UC to Cap Out-of-State Enrollment at Flagship Campuses: Report

The University of California will cap out-of-state enrollment at current levels next year for several of its campuses, including Berkeley and Los Angeles, UC President Janet Napolitano told a newspaper on Tuesday.

“It’s good to have a mix of international and out-of-state students on the campuses. That’s the world these students are going to graduate into,” Napolitano told The Sacramento Bee’s editorial board. “The question is how much of a good thing is it, and how much is an appropriate number?”

In November 2014, State Assembly Speaker Toni G. Atkins (D-San Diego) had issued several plans to avoid a UC tuition hike, and one of those ideas was to cap 2014-15 out-of-state enrollment levels.
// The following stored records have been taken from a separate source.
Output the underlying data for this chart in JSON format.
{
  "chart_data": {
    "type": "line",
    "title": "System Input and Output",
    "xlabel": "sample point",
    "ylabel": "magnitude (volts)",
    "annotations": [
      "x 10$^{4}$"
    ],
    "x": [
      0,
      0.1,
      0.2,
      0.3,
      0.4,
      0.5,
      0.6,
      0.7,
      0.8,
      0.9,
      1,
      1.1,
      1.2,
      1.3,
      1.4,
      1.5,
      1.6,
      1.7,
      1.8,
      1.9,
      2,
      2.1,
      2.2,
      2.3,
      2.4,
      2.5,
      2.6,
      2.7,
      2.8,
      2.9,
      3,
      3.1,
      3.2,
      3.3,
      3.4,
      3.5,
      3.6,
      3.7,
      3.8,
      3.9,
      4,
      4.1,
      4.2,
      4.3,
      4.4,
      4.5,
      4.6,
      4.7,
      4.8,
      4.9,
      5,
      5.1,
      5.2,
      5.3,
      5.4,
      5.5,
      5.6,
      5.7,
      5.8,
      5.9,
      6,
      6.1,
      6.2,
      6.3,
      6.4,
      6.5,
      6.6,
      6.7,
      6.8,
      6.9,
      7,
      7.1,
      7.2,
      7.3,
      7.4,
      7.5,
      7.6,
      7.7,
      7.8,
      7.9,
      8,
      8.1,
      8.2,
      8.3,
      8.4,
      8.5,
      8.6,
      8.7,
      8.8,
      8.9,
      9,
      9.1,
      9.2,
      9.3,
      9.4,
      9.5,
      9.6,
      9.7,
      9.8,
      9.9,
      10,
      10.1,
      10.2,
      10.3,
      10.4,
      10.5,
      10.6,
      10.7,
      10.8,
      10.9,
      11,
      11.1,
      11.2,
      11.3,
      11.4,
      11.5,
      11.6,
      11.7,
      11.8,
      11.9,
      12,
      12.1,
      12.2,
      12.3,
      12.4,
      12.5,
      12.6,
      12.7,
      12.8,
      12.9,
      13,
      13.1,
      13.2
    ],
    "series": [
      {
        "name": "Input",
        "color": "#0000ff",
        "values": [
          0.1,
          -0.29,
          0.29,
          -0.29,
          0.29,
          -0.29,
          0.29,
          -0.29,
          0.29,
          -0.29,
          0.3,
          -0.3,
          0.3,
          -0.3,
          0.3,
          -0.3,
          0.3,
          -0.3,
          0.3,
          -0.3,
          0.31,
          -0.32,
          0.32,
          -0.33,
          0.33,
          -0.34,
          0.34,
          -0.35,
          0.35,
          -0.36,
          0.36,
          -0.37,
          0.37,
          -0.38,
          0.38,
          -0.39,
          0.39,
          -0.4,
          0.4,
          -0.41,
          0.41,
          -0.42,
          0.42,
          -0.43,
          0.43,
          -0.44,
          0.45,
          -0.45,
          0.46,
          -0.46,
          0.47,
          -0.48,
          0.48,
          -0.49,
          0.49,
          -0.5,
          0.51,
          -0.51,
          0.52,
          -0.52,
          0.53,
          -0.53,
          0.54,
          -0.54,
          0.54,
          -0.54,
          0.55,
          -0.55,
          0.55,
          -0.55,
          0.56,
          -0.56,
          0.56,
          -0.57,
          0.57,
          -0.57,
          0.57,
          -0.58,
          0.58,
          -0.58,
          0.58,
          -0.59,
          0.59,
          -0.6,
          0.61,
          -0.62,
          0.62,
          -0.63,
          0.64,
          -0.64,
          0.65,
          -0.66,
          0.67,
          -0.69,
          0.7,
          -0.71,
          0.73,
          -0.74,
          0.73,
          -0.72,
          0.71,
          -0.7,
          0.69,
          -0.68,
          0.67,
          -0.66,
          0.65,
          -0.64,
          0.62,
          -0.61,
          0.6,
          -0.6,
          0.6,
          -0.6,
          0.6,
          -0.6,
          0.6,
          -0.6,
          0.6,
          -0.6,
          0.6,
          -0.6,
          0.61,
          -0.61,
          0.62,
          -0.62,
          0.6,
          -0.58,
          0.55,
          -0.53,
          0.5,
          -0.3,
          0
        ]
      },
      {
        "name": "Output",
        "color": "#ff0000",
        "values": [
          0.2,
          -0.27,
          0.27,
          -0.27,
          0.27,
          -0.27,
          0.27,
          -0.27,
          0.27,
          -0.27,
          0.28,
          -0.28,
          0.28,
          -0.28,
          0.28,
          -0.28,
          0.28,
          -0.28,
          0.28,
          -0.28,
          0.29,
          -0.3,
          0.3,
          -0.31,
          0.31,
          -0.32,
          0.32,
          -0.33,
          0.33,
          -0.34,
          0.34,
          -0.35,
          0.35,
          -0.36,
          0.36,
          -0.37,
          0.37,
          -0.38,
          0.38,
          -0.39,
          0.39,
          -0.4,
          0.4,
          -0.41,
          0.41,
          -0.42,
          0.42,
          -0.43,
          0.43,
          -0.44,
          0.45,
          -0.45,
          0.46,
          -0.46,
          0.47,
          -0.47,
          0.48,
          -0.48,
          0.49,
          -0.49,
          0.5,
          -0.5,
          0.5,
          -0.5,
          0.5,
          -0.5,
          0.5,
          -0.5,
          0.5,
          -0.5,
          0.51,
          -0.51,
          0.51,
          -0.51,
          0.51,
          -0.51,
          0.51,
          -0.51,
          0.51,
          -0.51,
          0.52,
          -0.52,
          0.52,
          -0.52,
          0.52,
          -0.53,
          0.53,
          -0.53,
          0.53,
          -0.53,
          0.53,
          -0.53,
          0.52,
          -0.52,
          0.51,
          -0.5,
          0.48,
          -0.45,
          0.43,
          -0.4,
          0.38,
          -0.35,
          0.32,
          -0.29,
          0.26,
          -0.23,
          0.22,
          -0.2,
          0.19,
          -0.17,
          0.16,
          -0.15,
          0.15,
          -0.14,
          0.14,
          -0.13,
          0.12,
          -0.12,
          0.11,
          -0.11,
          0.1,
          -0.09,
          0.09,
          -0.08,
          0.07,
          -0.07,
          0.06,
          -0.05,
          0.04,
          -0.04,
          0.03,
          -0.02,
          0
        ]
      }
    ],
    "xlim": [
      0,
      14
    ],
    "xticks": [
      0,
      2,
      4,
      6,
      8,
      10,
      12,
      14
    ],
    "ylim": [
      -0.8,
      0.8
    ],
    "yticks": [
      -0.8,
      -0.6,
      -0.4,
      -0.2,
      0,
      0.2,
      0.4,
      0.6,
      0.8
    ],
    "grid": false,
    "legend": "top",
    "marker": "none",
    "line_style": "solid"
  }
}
The UC system has faced a slew of state budget cuts over the last several years, and so, the entire public university system tried to recruit outside California. Out-of-state undergraduates must pay about $36,000 a year in tuition to attend UC, compared to Californians who pay $13,200, according to the admissions office. 

But as the Sacramento Bee reported, nonresident enrollment has reached about 15 percent systemwide, and more than 20 percent at the flagship campuses in Berkeley and Los Angeles, the university has come under increasing criticism for squeezing out the students the system was mandated to teach beginning in the 1950s.

In January, Gov. Jerry Brown added an out-of-state enrollment cap to his budget proposal that would grant UC a 4 percent increase in state funding. Since then, Napolitano and Brown have met several times as a “committee of two” to discuss the university’s finances and a controversial proposed tuition increase.

As of spring 2015, the University of California has 10 campuses, a combined student body of 238,700 students.